片方は一方的に嫉妬をしており、もう片方は相手をとてつもない壁だと勝手に恐れおののいている。互いが互いをそっと目配せすると、八雲はゆっくりスニーカーを履き始めた。
「あの、さ……仲直りしたの? 旭さんと」
「そもそも喧嘩していた訳じゃない。全面的に俺が悪いんだ。それが解消しただけのこと。知っていたのか?」
「いや、詳しくは知らないけど……なんだか不穏な空気だったから。でも、そっか……それならよかった。本当に」
一樹は眉を下げるとくしゃりと顔を崩して笑った。その笑顔に八雲の良心がグサリと傷つく。一樹は本当に、正真正銘のいいヤツだと思い知ったからだ。
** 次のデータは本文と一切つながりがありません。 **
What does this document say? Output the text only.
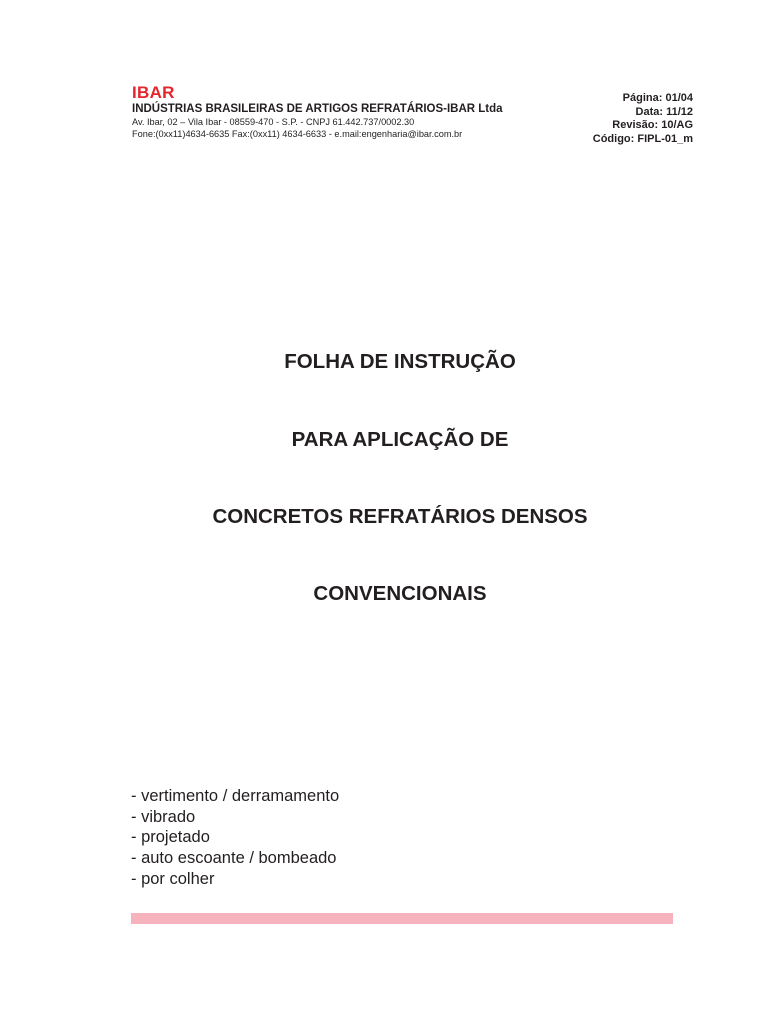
IBAR
INDÚSTRIAS BRASILEIRAS DE ARTIGOS REFRATÁRIOS-IBAR Ltda
Av. Ibar, 02 – Vila Ibar - 08559-470 - S.P. - CNPJ 61.442.737/0002.30
Fone:(0xx11)4634-6635 Fax:(0xx11) 4634-6633 - e.mail:engenharia@ibar.com.br
Página: 01/04
Data: 11/12
Revisão: 10/AG
Código: FIPL-01_m
FOLHA DE INSTRUÇÃO
PARA APLICAÇÃO DE
CONCRETOS REFRATÁRIOS DENSOS
CONVENCIONAIS
- vertimento / derramamento
- vibrado
- projetado
- auto escoante / bombeado
- por colher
だからこそ、これ以上彼を騙すわけにはいかない。八雲はそっと一樹に外に出るよう促す。2人は並んで玄関の外に立つと八雲はひとつ息を吐いて口を開いた。
「あの、前に言っていただろ……協力をしてほしいと」
「え? あぁ、旭さんのこと? うん、言った」
「ずっと適当な返事ばかりをしてすまなかった。不誠実だとやっと気づいたんだ。俺は、俺は……やはり協力できない。すまない」
「相馬……」
「本当にすまない。お前がいい奴だってこと俺はよく知ってる。みんなに慕われて明るくて親切で、お前みたいな男が旭の側に居るべきなんだって頭では分かってるんだ。分かってる……でっ、でも俺は」
「相馬」
諭すように名前を呼ばれ、八雲はビクリと肩を揺らす。しかし、ふと顔を上げると想像とは違い穏やかな顔をした一樹が八雲を見返していた。
「もういいよ。分かってる。俺だって相馬がいい奴だって知ってる。相馬の気持ちだってなんとなく分かってる。分かってて頼んだんだ。ずるいのは俺だ。相馬が抜群にかっこよくていい奴だったから、怖くて……だから悪いのは俺。そんな顔すんなよ」
一樹は眉を下げて微笑むと、八雲の頬をペチペチと叩く。八雲はハッと目を見開くと、何とも言えない表情で斜め下を見下ろした。